Montesilvano/debiti fuori bilancio. 327.000 euro alla Cir food, servizxio mensa scuola
Dopo la sentenza di Torino, che ha risposto sì alla stozza, il consigliere Paola Ballarini, M5S, ha chiesto oggi, in consiglio comunale all'assessore M.R Parlione, se e come cambiano le regole sul pasto portato da casa dagli alunni delle scuole dell'obbligo primarie.
La stozza, bagattella, insomma il “mangiare da casa” che, da sempre, ha permesso a lavoratori e studenti in difficoltà economica di tirare avanti, oggi risulterebbe un problema. Non si può fare, “il cibo alla mensa è buono, sano, menù frutto di una dieta bilanciata”, certamente, il problema, però, sono i 'piccioli', soldi, denaro, non ci sono quattrini nelle famiglie! “Il prezzo del pasto alla mensa – ricorda l'assessore – non è aumentato”, il costo è stato fatto un tanto all'Isee, per fasce di reddito.
Né Orwell, né Blake, né Bradbury, che di immaginazione ne avevano, avrebbero mai prospettato una società del futuro che impedisce di consumare a scuola il pasto preparato da mamma o nonna.
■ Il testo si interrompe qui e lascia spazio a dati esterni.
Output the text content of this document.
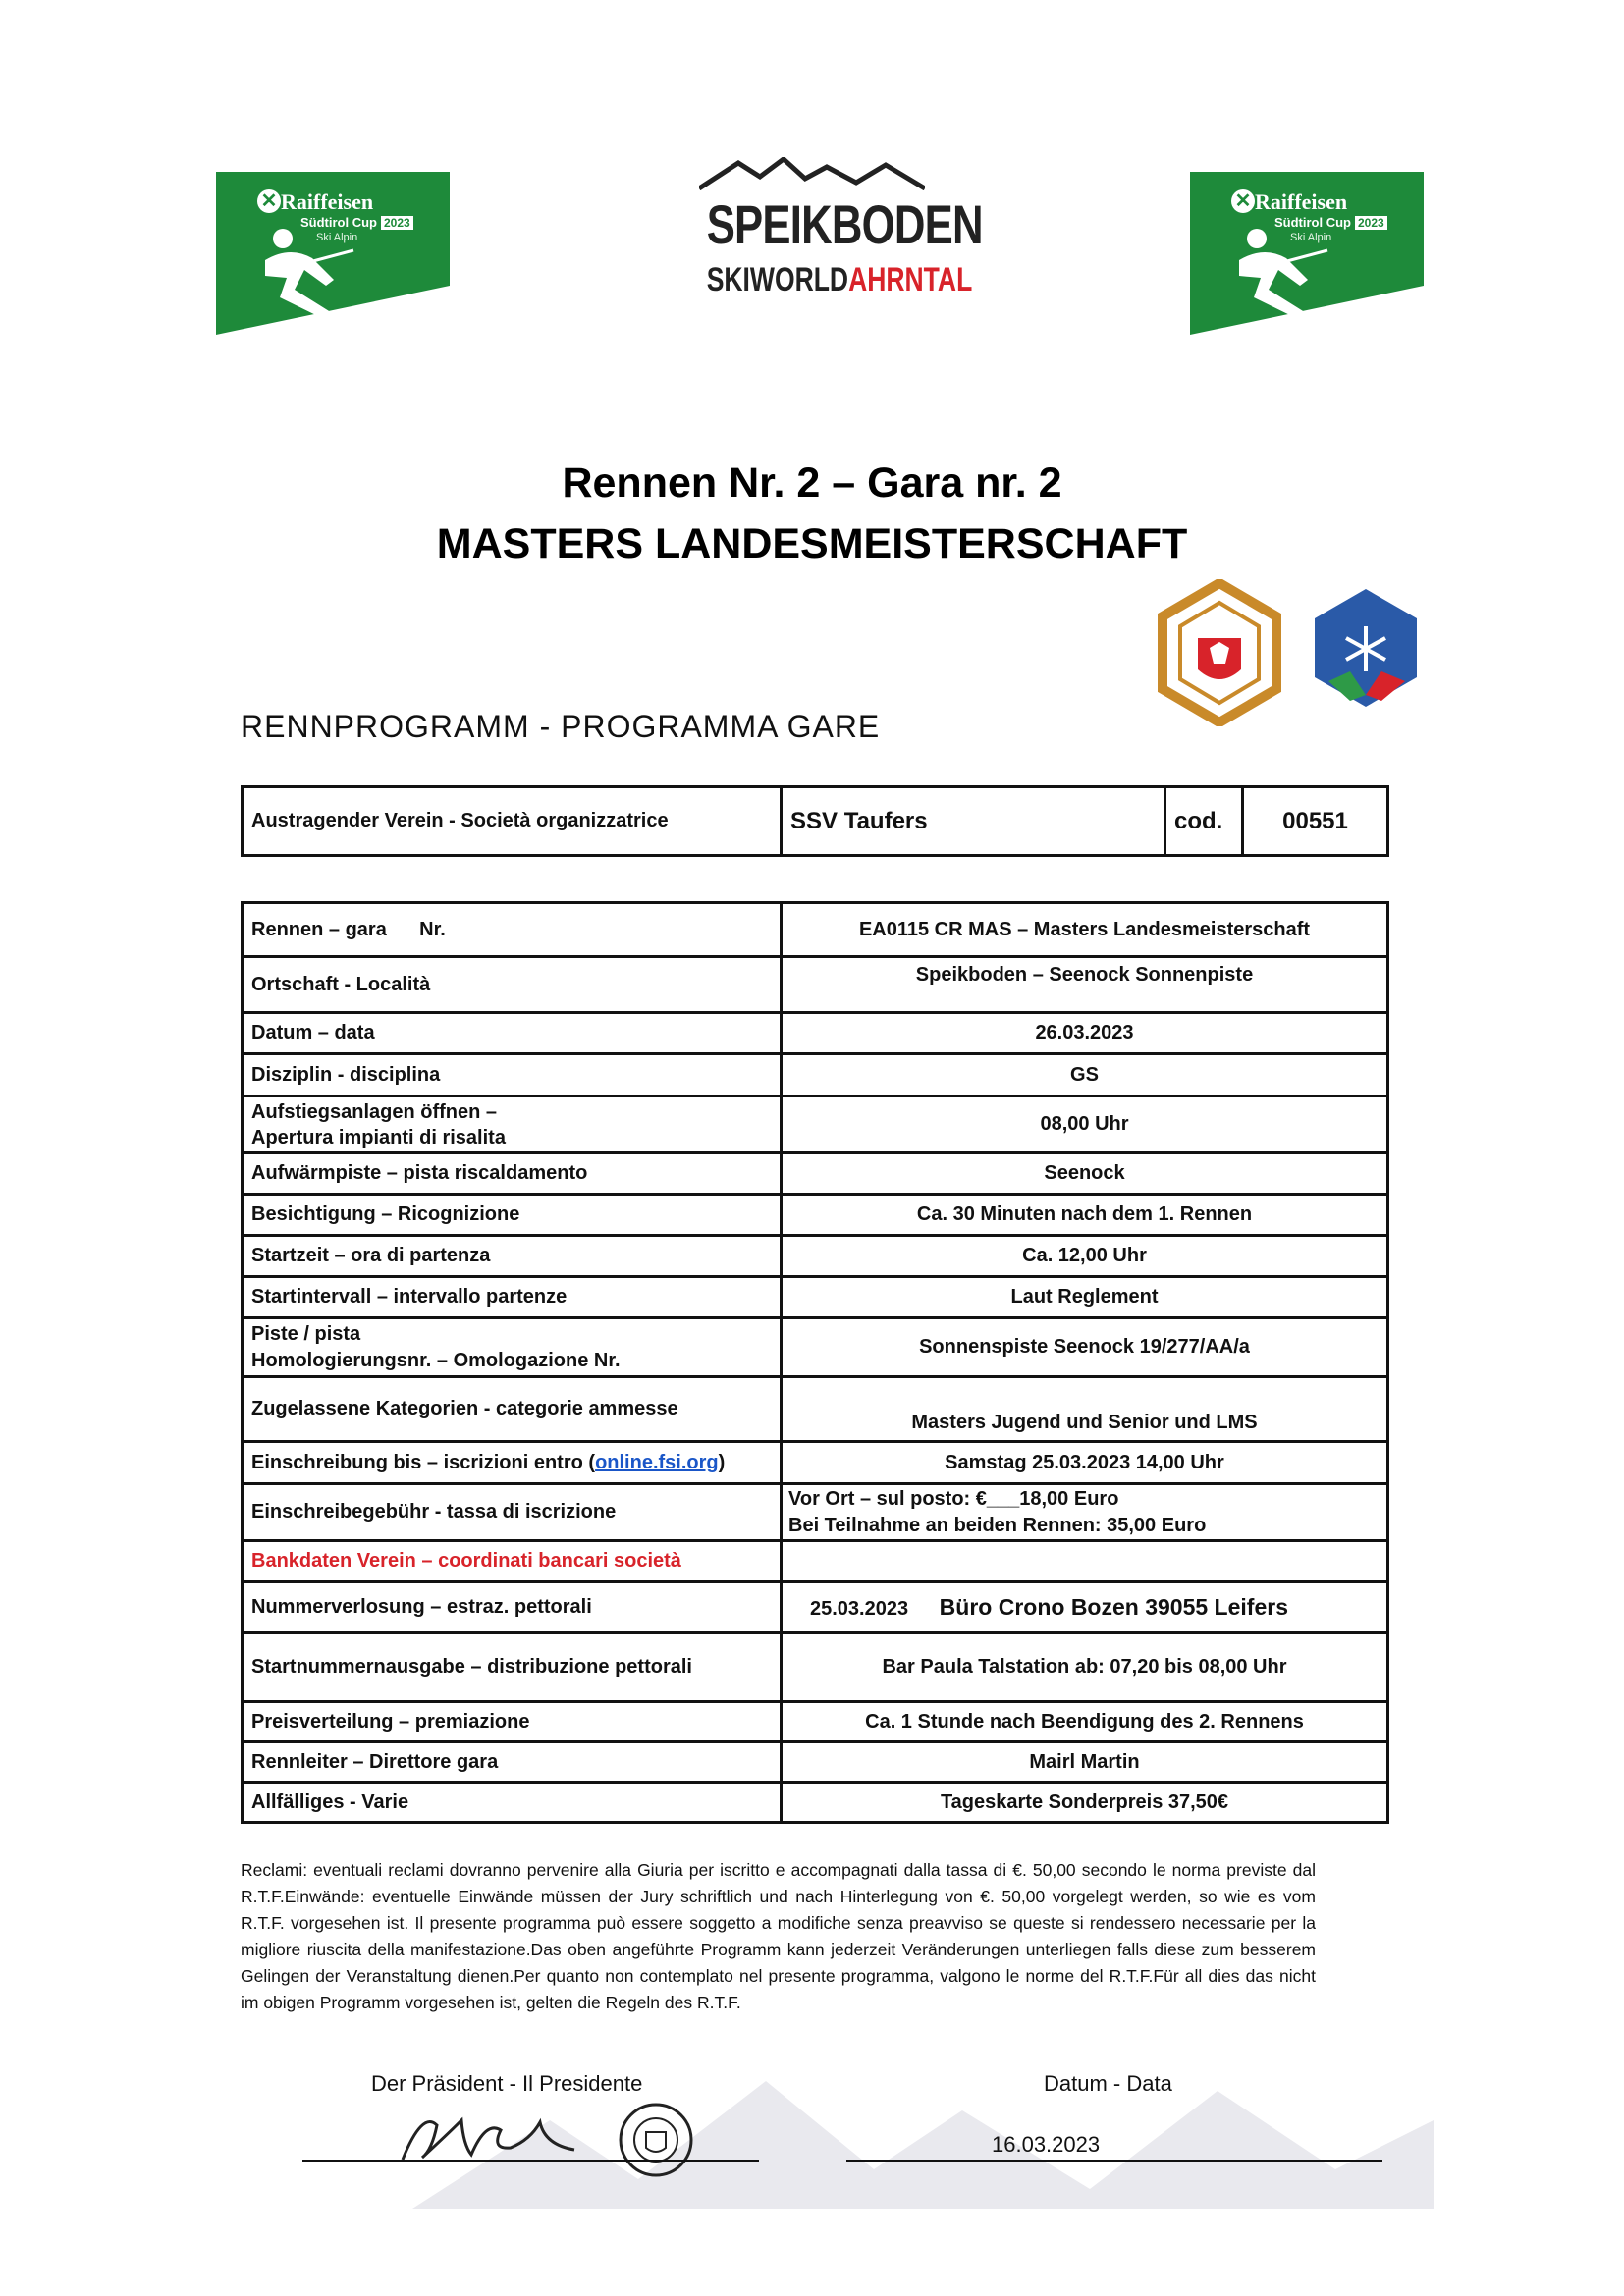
✕ Raiffeisen
Südtirol Cup 2023
Ski Alpin
✕ Raiffeisen
Südtirol Cup 2023
Ski Alpin
SPEIKBODEN
SKIWORLDAHRNTAL
Rennen Nr. 2 – Gara nr. 2
MASTERS LANDESMEISTERSCHAFT
RENNPROGRAMM - PROGRAMMA GARE
Austragender Verein - Società organizzatrice	SSV Taufers	cod.	00551
Rennen – gara      Nr.	EA0115 CR MAS – Masters Landesmeisterschaft
Ortschaft - Località	Speikboden – Seenock Sonnenpiste
Datum – data	26.03.2023
Disziplin - disciplina	GS

Aufstiegsanlagen öffnen –
Apertura impianti di risalita	08,00 Uhr
Aufwärmpiste – pista riscaldamento	Seenock
Besichtigung – Ricognizione	Ca. 30 Minuten nach dem 1. Rennen
Startzeit – ora di partenza	Ca. 12,00 Uhr
Startintervall – intervallo partenze	Laut Reglement

Piste / pista
Homologierungsnr. – Omologazione Nr.	Sonnenspiste Seenock 19/277/AA/a
Zugelassene Kategorien - categorie ammesse	Masters Jugend und Senior und LMS
Einschreibung bis – iscrizioni entro (online.fsi.org)	Samstag 25.03.2023 14,00 Uhr
Einschreibegebühr - tassa di iscrizione	Vor Ort – sul posto: €___18,00 Euro
Bei Teilnahme an beiden Rennen: 35,00 Euro

Bankdaten Verein – coordinati bancari società	
Nummerverlosung – estraz. pettorali	25.03.2023 Büro Crono Bozen 39055 Leifers
Startnummernausgabe – distribuzione pettorali	Bar Paula Talstation ab: 07,20 bis 08,00 Uhr
Preisverteilung – premiazione	Ca. 1 Stunde nach Beendigung des 2. Rennens
Rennleiter – Direttore gara	Mairl Martin
Allfälliges - Varie	Tageskarte Sonderpreis 37,50€
Reclami: eventuali reclami dovranno pervenire alla Giuria per iscritto e accompagnati dalla tassa di €. 50,00 secondo le norma previste dal R.T.F.Einwände: eventuelle Einwände müssen der Jury schriftlich und nach Hinterlegung von €. 50,00 vorgelegt werden, so wie es vom R.T.F. vorgesehen ist. Il presente programma può essere soggetto a modifiche senza preavviso se queste si rendessero necessarie per la migliore riuscita della manifestazione.Das oben angeführte Programm kann jederzeit Veränderungen unterliegen falls diese zum besserem Gelingen der Veranstaltung dienen.Per quanto non contemplato nel presente programma, valgono le norme del R.T.F.Für all dies das nicht im obigen Programm vorgesehen ist, gelten die Regeln des R.T.F.
Der Präsident - Il Presidente	Datum - Data
16.03.2023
Andando a tirare le somme, però, sembra così.
Le sorprese della vita...
L'assessore all'istruzione M.R. Parlione di risposta all'interrogazione di Ballarini ha esordito confutando che la sentenza del tribunale di Torino permette solo ai figli dei ricorrenti di consumare il pasto casalingo a scuola. Comunque non sarebbe questo il punto.
Il problema sollevato è altro: dove lo possono consumare? Eh?
La “promiscuità” del cibo portato da casa e quello della mensa creerebbe un problema serio, afferma Parlione: “nel caso il bambino si senta male potrebbe far sorgere il problema da dove derivi il cibo, da casa o mensa?” E poi se il bambino non consuma il pasto con i 'privilegiati' nella sala mensa “Non viene impartita un'istruzione inferiore“, garantita dalla Costituzione. Si vedranno prima e dopo per socializzare.
Alla fine, in conclusione, l'assessore, citando leggi e sentenze, dice che le decisioni in merito “Dovranno essere valutate e disciplinate dagli Istituti scolastici."
Secondo Parlione, fermo restando, alla Cir, gestore del servizio, spetterebbe l'ultima parola.
'Niende, niende' la Noemi Klein 'teneva' ragione?